The Trump administration is reimposing the first tranche of sanctions on Iran, isolating Washington as much as Tehran. A second round of US sanctions in November will target Iran’s energy sector.
The first round of renewed US sanctions on Iran enters into effect on Tuesday as part of Washington’s strategy to apply “maximum pressure” on Tehran over its alleged malign activity.
The Trump administration pulled out of the 2015 nuclear deal signed between Iran and world powers in May, despite the UN repeatedly confirming that Tehran is living up to the accord.
Read more: What is the Iran nuclear deal?
Under the terms of the deal known as the Joint Comprehensive Plan of Action (JCPOA), punishing international sanctions on Iran were lifted in exchange for Iran dismantling its nuclear program and subjecting it to international inspections.
The unilateral US sanctions reimposed on August 7 prohibit Iran’s purchase of US dollars and precious metals, part of a larger move that attempts to cut the country off from the international financial system. Broad sanctions on Iranian industry, ranging from carpets and health care to the automotive sector are also being reimposed then.
In addition to prohibiting US persons and entities from doing business with Iran, the sanctions are also extraterritorial.

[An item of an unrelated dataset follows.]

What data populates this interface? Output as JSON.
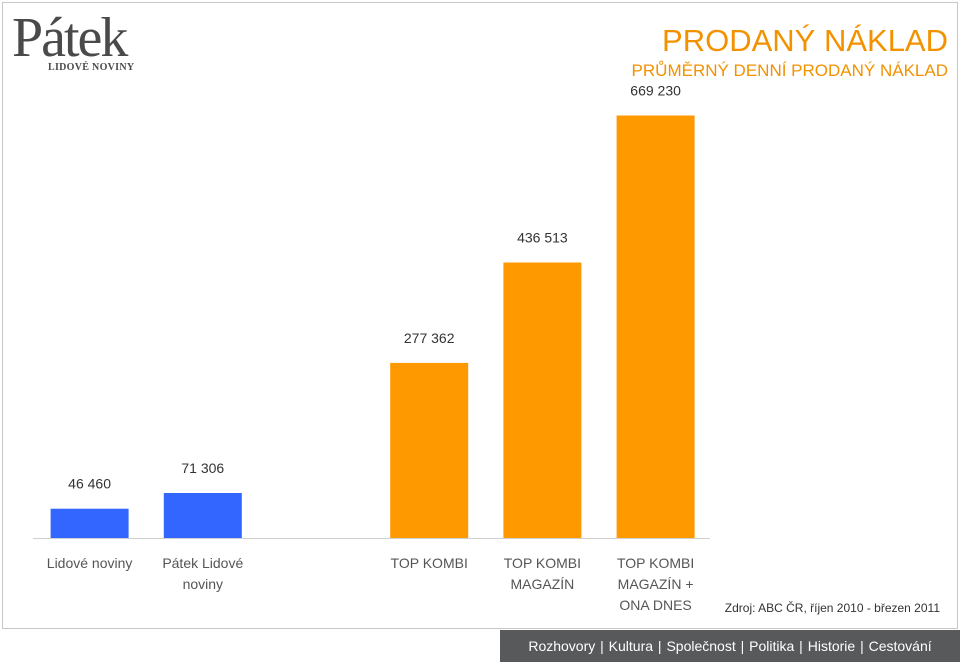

This means that non-US firms and financial entities that do not comply with the sanctions could face fines and be cut off from the American-dominated global financial system.
The Trump administration’s decision to pull out of the nuclear deal despite European entreaties has added strain to trans-Atlantic ties. In July, the US rejected a request from European allies for waivers and exemptions for companies in sectors including health care, finance, automotive and energy doing business with Iran.
The EU has sought to shield its companies from extraterritorial sanctions, but so far its actions have failed to stem a steady withdrawal of major companies from the Iranian market.
A second tranche of US sanctions on Iran’s oil and gas sector are set to go into effect on November 4. This second round is likely to have a bigger impact on Iran’s coffers, with insurers reportedly already stopping covering shipments.
Among others, Turkey, India, China and EU states are seeking waivers or ways around the energy-related sanctions — including alternative payment mechanisms. China and Turkey have flat out said they will not comply with US energy sanctions.
US Secretary of State Mike Pompeo has vowed to “enforce the sanctions,” putting Washington on a collision course with Europe and other countries with close economic ties with Iran.
Even before the US announcement to leave the JCPOA in May, the threat had started to be felt in the Iranian economy. That process has since sped up since May, with the rial, the Iranian currency, plummeting, inflation rising and average Iranians feeling the pinch. The situation has sparked protests and complaints over the government’s economic mismanagement and corruption. Some Iran analysts point out protests in Iran are nothing new.
The Trump administration strategy appears intent on forcing Iran to capitulate to its long list of demands, or foment instability with a goal towards regime change.
However, unilateral US sanctions are unlikely to be as punishing as the international sanctions imposed on Iran before the 2015 nuclear deal.
Even if the EU is unable to fully protect its businesses, countries like China, India, Turkey and Russia are likely to be able to provide Iran with enough breathing space.
Indeed, with a trade conflict between Washington and Beijing in full swing, China appears to be looking to extend cooperation with Iran.